Have you got the Need for Speed? - Preview

by VGChartz Staff, posted on 01 October 2012 / 1,859 Views

Need for Speed: Most Wanted is the newest offering in a long line of hit and miss racing games. The keys have been handed over to Criterion for this instalment, and the creators of the much loved Burnout franchise are definitely on the right track.

The game features a variety of modes. You have your bog standard race from point A to B, along with some other modes that will have you competing with your friends to see who can jump the highest, or set a new high speed whilst getting snapped by a speed camera. These modes are short and sweet, which works perfectly. They serve to avoid creating any repetitiveness that  would arise if the game only offered straight up racing.

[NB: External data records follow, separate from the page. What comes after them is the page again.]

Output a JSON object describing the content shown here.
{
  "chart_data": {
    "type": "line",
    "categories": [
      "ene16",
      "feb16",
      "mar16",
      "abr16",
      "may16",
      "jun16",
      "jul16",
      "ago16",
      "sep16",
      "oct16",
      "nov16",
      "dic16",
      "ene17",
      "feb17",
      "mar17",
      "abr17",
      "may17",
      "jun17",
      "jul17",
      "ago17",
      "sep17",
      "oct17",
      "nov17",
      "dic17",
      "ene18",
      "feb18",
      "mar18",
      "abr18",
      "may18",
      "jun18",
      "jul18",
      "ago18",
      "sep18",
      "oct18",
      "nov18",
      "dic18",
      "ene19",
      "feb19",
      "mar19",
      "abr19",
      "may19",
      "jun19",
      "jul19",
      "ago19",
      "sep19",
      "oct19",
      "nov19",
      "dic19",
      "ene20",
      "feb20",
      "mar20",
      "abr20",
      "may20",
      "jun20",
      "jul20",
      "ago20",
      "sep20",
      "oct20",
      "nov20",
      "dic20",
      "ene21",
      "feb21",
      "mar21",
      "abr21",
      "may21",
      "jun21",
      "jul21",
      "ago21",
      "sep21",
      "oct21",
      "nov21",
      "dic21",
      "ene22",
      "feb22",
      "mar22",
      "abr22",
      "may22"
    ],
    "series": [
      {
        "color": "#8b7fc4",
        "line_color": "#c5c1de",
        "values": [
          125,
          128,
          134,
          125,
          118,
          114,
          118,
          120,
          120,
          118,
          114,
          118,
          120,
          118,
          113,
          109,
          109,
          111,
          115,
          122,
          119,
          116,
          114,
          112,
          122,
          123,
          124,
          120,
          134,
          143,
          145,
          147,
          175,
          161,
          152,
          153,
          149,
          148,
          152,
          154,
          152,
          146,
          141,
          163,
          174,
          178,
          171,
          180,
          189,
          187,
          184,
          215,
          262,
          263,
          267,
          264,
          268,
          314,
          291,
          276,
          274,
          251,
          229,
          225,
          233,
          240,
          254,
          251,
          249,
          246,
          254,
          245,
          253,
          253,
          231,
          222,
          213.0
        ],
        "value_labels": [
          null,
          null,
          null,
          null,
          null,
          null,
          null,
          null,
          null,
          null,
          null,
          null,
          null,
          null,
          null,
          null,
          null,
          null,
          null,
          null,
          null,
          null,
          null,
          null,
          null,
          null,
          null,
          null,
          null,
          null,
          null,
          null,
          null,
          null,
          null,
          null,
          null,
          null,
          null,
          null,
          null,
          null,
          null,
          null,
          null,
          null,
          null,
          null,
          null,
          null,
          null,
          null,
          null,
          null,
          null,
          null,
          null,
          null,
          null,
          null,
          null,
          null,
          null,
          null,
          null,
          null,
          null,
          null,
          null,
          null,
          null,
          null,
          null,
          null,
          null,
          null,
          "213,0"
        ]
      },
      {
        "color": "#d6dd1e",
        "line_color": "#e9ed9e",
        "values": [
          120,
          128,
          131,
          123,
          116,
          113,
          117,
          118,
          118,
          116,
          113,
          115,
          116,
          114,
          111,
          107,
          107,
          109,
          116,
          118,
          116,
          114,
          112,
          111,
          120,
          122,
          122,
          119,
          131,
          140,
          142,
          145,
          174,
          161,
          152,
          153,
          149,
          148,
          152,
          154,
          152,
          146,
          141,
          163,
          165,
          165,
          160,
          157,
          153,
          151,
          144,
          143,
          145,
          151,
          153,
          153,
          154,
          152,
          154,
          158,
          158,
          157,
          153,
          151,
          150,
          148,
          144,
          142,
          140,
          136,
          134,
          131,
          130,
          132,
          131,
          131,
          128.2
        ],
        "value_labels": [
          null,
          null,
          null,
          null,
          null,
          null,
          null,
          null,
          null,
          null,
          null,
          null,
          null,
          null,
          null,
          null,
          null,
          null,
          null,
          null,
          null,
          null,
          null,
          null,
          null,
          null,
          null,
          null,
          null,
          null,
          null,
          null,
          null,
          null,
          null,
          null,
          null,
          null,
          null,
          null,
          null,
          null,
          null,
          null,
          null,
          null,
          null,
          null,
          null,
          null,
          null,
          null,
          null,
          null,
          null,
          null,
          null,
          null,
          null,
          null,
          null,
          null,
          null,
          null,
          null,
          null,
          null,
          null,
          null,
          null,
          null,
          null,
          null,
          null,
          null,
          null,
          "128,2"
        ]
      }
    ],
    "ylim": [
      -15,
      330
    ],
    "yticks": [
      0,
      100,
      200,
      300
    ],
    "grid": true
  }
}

That being said, if it’s racing you’re after, you won’t be disappointed. Any fan of the series will know Need for Speed isn’t about ultra-realistic racing, and things are no different here. Cars handle well, and a good balance is struck between making the car handle in a believable manner and maintaining the arcade feel of the game.  The sense of speed is conveyed well, and you’ll often feel like you are one mistake away from totalling your car. It’s easy to sense that this game has taken a fair amount of inspiration from the Burnout franchise: but that’s no bad thing. Races will have you flying through the city, passing through checkpoints until you reach the finish line. However, if you miss a checkpoint you must go back and pass through it, so no cutting corners people! It’s a typical format for an open world racer, but if it isn’t broke don’t fix it right?

It would be fair to add that the game looks and sounds great. My one quibble would be that while the city looks good, it does feel somewhat lifeless. Sure, other cars will be driving around doing their own thing, but can somebody tell me where the hell all of the pedestrians are? Seriously, it’s just damn right creepy to be driving around a metropolis that seems to be completely devoid of actual human activity.  This isn’t something that’s unique about Need for Speed, it’s something that’s a problem in lot’s of open world racers, and maybe it’s just me being picky, but I’d like to see this addressed.


My time with Need for Speed: Most Wanted was a lot of fun, and after the less than great – that’s me being kind - game that was Need for Speed: The Run I’m pleased to see that the franchise is getting back on track. Keep an eye on this one folks.